2.6. Data Statistical Analysis

All measurements were performed in triplicate, except when stated otherwise. One-way analysis of variance (ANOVA), followed by Fishers Least Significant Difference (LSD) test for multiple comparisons of group means were applied to determine significant differences between films (A, AE, C, and CE). All data were checked for normality and homoscedasticity. This procedure was applied for all measurements under study. Where applicable, results are presented as mean ± standard deviation (SD). For all statistical tests, the significance level was set at p ≤ 0.05. All calculations were performed with IBM SPSS Statistics 21 (IBM, New York, NY, USA).

3. Results and Discussion

3.1. C. tomentosum Extract Characterization

The proximal composition of C. tomentosum extract is shown in Table 1. The relatively higher ash proportion in seaweed extract (SE) (approx. 74%) can largely be accounted for by the lower moisture content, which can probably be attributed to the hygroscopic nature of the SE [28].

Table 1.

Moisture, protein, ash, fat, and carbohydrate contents (% dry weight), and peroxyl radical scavenging activity (ORAC) of seaweed extract.

Test Seaweed Extract
Moisture (%) 6.4 ± 1.2
Protein (%) 2.07 ± 0.06
Ash (%) 73.97 ± 0.33
Fat (%) 1.17 ± 0.06
Carbohydrate (%) a 16.39
ORAC (Trolox equivalent, µmol g−1 extract) 5.99 ± 0.07

Results are the mean ± standard deviation (SD) (n = 3). a Determined by difference of all other components.

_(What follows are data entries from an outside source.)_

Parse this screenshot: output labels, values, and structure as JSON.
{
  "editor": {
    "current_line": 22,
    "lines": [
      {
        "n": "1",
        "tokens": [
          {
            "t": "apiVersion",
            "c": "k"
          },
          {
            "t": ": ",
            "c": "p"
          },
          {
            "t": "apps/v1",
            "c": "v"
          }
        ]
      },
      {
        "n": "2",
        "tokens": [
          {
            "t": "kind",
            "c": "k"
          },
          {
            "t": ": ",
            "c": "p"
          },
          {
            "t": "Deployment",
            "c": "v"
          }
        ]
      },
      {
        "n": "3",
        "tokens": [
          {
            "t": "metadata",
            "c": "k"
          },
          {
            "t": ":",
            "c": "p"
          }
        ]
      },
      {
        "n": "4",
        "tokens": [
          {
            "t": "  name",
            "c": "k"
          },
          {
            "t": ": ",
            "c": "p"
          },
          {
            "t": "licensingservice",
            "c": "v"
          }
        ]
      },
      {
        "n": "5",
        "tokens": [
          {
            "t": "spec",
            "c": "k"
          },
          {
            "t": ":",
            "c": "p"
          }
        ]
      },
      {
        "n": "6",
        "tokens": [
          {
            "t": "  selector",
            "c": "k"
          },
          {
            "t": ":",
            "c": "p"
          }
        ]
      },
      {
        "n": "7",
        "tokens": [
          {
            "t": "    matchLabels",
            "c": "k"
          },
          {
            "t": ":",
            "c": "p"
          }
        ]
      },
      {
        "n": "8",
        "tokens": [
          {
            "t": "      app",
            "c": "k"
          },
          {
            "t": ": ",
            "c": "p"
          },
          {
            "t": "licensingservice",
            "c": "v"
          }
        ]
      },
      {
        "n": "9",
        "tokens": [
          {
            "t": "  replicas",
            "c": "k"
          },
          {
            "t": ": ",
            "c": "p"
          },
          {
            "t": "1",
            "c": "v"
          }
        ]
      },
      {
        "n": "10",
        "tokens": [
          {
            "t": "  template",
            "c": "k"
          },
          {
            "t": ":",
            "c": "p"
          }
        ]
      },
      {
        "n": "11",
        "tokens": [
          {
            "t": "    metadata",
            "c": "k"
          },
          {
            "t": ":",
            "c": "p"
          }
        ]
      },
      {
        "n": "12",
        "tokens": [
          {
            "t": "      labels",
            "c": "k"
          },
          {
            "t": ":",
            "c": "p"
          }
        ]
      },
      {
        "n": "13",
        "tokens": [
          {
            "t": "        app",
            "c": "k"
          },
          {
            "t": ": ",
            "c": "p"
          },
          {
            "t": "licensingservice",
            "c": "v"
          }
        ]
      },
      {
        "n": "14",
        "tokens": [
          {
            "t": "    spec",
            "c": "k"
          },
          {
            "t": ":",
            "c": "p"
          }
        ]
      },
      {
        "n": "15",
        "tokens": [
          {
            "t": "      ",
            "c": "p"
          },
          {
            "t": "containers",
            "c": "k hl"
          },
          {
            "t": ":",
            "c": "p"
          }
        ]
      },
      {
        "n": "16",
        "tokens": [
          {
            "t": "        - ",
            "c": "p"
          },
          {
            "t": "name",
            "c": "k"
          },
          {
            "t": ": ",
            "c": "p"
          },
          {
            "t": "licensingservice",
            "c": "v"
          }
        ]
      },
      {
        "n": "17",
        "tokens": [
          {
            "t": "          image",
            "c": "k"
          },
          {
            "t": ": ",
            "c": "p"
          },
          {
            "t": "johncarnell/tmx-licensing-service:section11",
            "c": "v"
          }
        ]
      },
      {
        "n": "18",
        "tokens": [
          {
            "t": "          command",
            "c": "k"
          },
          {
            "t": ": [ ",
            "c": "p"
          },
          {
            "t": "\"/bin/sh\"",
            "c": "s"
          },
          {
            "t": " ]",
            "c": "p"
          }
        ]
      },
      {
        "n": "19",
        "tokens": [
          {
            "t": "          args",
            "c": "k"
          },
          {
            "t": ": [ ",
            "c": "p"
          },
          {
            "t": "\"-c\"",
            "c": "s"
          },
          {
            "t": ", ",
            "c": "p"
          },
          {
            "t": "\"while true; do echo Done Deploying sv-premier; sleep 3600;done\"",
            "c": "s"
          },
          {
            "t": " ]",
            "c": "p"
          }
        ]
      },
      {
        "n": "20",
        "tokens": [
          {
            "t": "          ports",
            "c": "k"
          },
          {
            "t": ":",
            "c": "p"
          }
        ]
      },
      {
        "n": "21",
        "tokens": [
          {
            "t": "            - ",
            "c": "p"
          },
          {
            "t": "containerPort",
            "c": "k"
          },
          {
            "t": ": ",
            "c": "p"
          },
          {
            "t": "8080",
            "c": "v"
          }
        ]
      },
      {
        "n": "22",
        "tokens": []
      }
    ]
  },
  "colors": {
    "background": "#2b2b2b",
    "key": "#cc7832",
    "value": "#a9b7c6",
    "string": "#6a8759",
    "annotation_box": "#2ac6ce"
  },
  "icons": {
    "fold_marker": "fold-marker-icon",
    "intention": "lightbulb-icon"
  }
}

The peroxyl scavenging activity of C. tomentosum extract—as measured by the ORAC assay—was approximately 100 times lower than the values presented in other studies [16] when methanol and dichloromethane were used as extraction solvents. However, the use of extraction solvents for food applications has legal restrictions, and ethanol is one of the authorized solvents according to the European Directive 2009/32/EC [29].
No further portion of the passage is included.